Southern California independent booksellers celebrate 2013 favorites
The Southern California Independent Booksellers Assn. -- SCIBA -- celebrated its favorite books of the last year and got to know some writers with books on the way Friday night at its 2013 Authors Feast.
The event includes the SCIBA Awards, a look into its trade show, which continues today, and a dinner at which authors with upcoming books had to switch tables, speed-dating style. Bestselling thriller writer Jeffery Deaver, whose book “The October List” debuts next week, gave the keynote address.
To be eligible for the awards, books must in some way reflect the Southern California experience, and the author must live in the region, Mexican border north to Morro Bay. Winners were:
Fiction: “Mary Coin” by Marisa Silver, who did not attend
Nonfiction: “Little Flower: Recipes from the Cafe” by Christine Moore. “This isn’t my world; I live in a kitchen,” Moore said. Having a book of recipes, she said accepting the award, “is a dream for every cook.”
Glen Goldman Art, Architecture and Photography: “Rock ‘n’ Roll Billboards of the Sunset Strip” by Robert Landau. Landau explained that he began shooting Sunset Strip billboards when he was a boy and lived near the Strip.
T. Jefferson Parker Mystery Award: “What the Heart Remembers” by Debra Ginsberg, who did not attend.

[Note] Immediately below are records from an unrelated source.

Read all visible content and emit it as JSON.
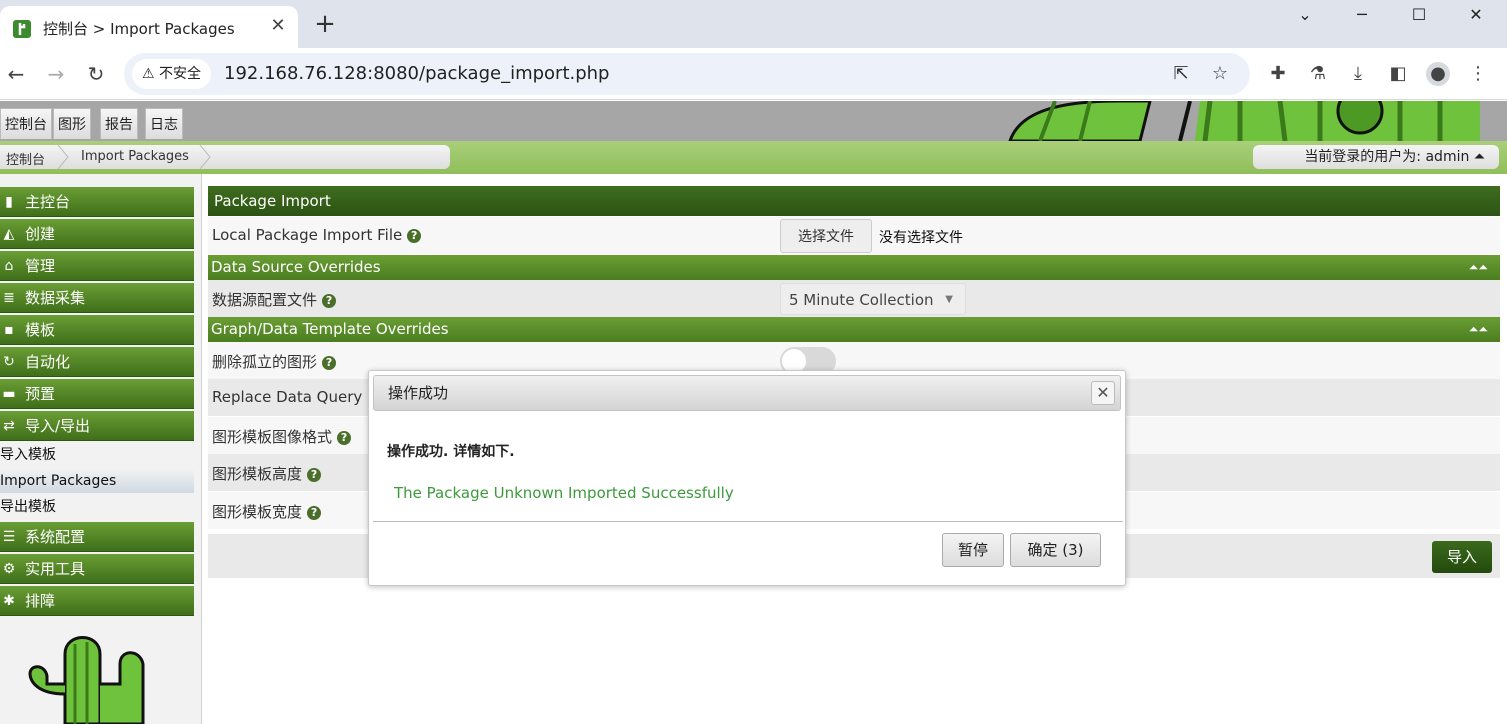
{
  "browser": {
    "tab_title": "控制台 > Import Packages",
    "security_label": "不安全",
    "url": "192.168.76.128:8080/package_import.php"
  },
  "cacti": {
    "main_tabs": [
      "控制台",
      "图形",
      "报告",
      "日志"
    ],
    "breadcrumbs": [
      "控制台",
      "Import Packages"
    ],
    "user_label": "当前登录的用户为: admin ⏶"
  },
  "sidebar": {
    "items": [
      {
        "label": "主控台",
        "icon": "map-icon"
      },
      {
        "label": "创建",
        "icon": "chart-icon"
      },
      {
        "label": "管理",
        "icon": "home-icon"
      },
      {
        "label": "数据采集",
        "icon": "database-icon"
      },
      {
        "label": "模板",
        "icon": "template-icon"
      },
      {
        "label": "自动化",
        "icon": "refresh-icon"
      },
      {
        "label": "预置",
        "icon": "preset-icon"
      },
      {
        "label": "导入/导出",
        "icon": "exchange-icon"
      }
    ],
    "subitems": [
      "导入模板",
      "Import Packages",
      "导出模板"
    ],
    "items2": [
      {
        "label": "系统配置",
        "icon": "sliders-icon"
      },
      {
        "label": "实用工具",
        "icon": "cogs-icon"
      },
      {
        "label": "排障",
        "icon": "debug-icon"
      }
    ]
  },
  "form": {
    "panel_title": "Package Import",
    "local_file_label": "Local Package Import File",
    "file_button": "选择文件",
    "file_status": "没有选择文件",
    "ds_overrides_header": "Data Source Overrides",
    "ds_profile_label": "数据源配置文件",
    "ds_profile_value": "5 Minute Collection",
    "graph_overrides_header": "Graph/Data Template Overrides",
    "remove_orphans_label": "删除孤立的图形",
    "replace_dq_label": "Replace Data Query S",
    "image_format_label": "图形模板图像格式",
    "height_label": "图形模板高度",
    "width_label": "图形模板宽度",
    "import_button": "导入"
  },
  "dialog": {
    "title": "操作成功",
    "message": "操作成功. 详情如下.",
    "result": "The Package Unknown Imported Successfully",
    "pause_button": "暂停",
    "ok_button": "确定 (3)"
  }
}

Young Adult Fiction: “Far Far Away” by Tom McNeal. McNeal noted he has two teen sons who play sports. “They’re very keen on awards,” he said. “Now I get to go home and say I won one.”

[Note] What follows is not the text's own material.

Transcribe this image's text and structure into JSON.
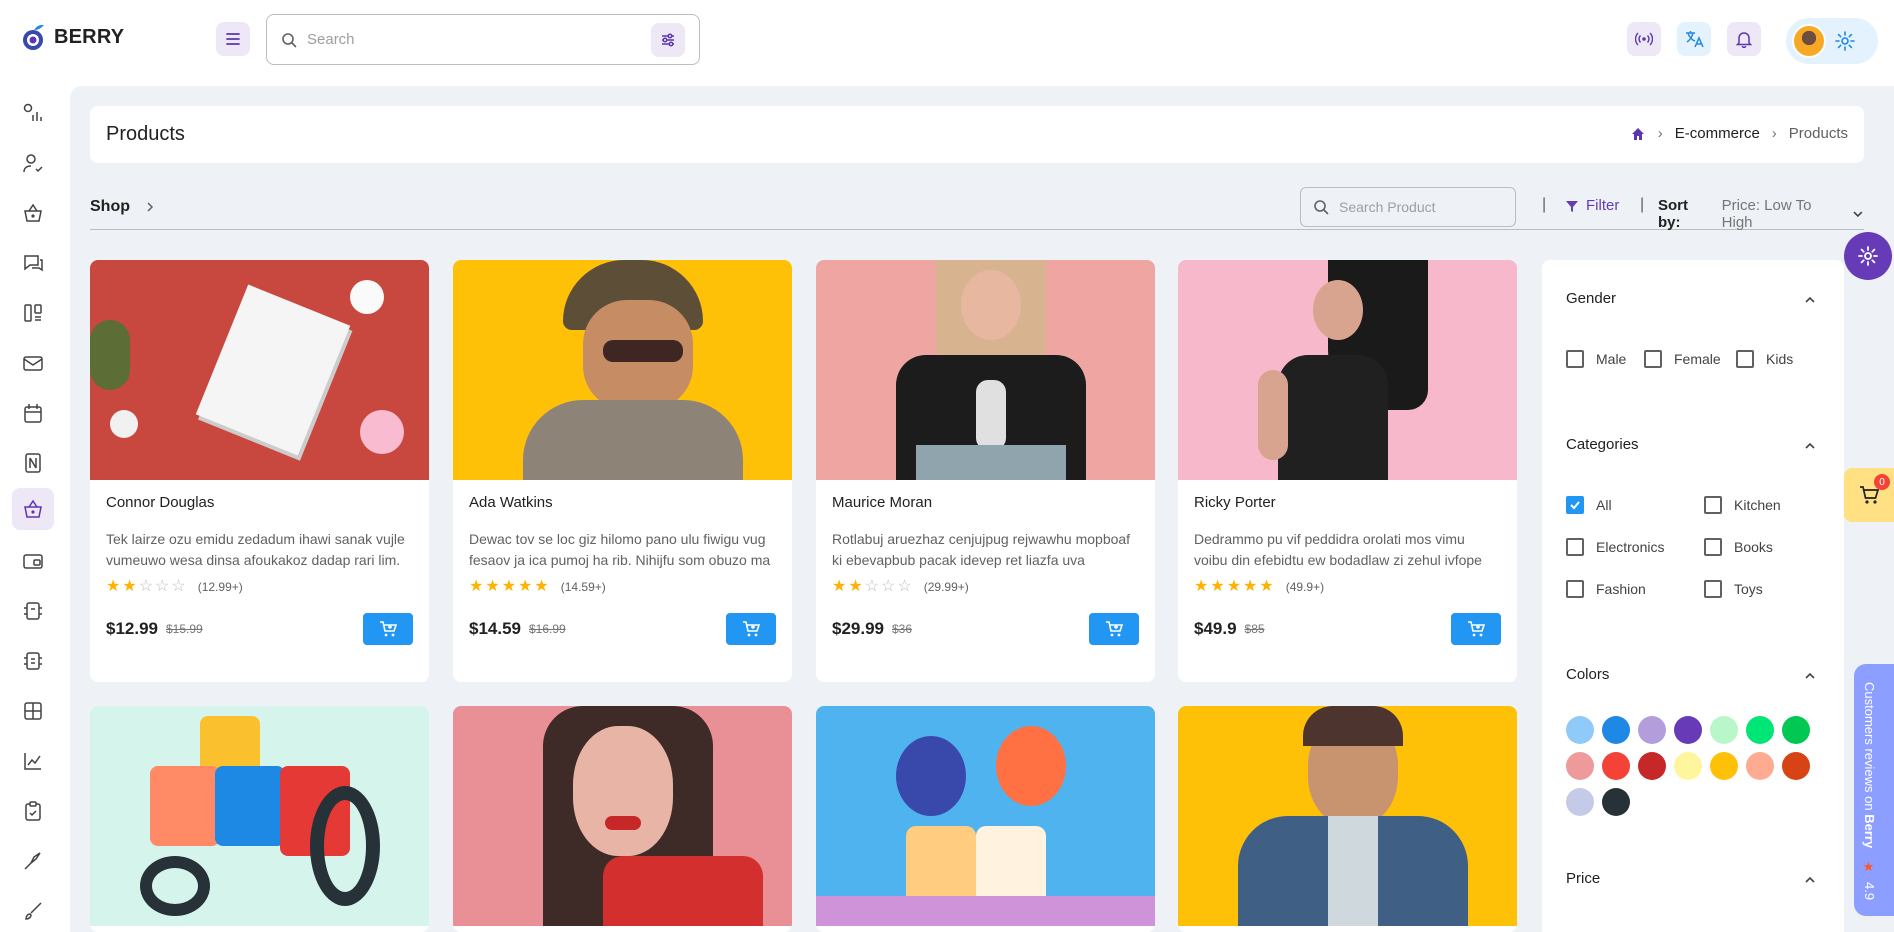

Middle Grade Fiction: “Write This Book” by Pseudonymous Bosch. “I’m supposed to be a mysterious secret author,” Bosch said from the stage, undisguised, “but I’ve known half of you a long time now.” However, he did ask the photographer not to snap his picture.
Picture Book: “The Dark” by John Klassen and Lemony Snicket. Klassen, who won the 2013 Caldecott medal for another picture book, “This Is Not My Hat,” which is very sweet, admitted, “I love being scared by picture books.”
The dinner included 39 authors switching tables once, giving them a chance to meet two tables full of booksellers, local publishing house reps, and the occasional journalist. Most of those authors have books coming out this fall or in early 2014.
Oren Teicher, head of the national American Booksellers Assn., was in attendance, and was unsurprisingly upbeat about the state of bookselling. New stores are opening all the time, and people who own independent bookstores are devoted to them. The biggest challenge they face, he said, was how swiftly the business is changing.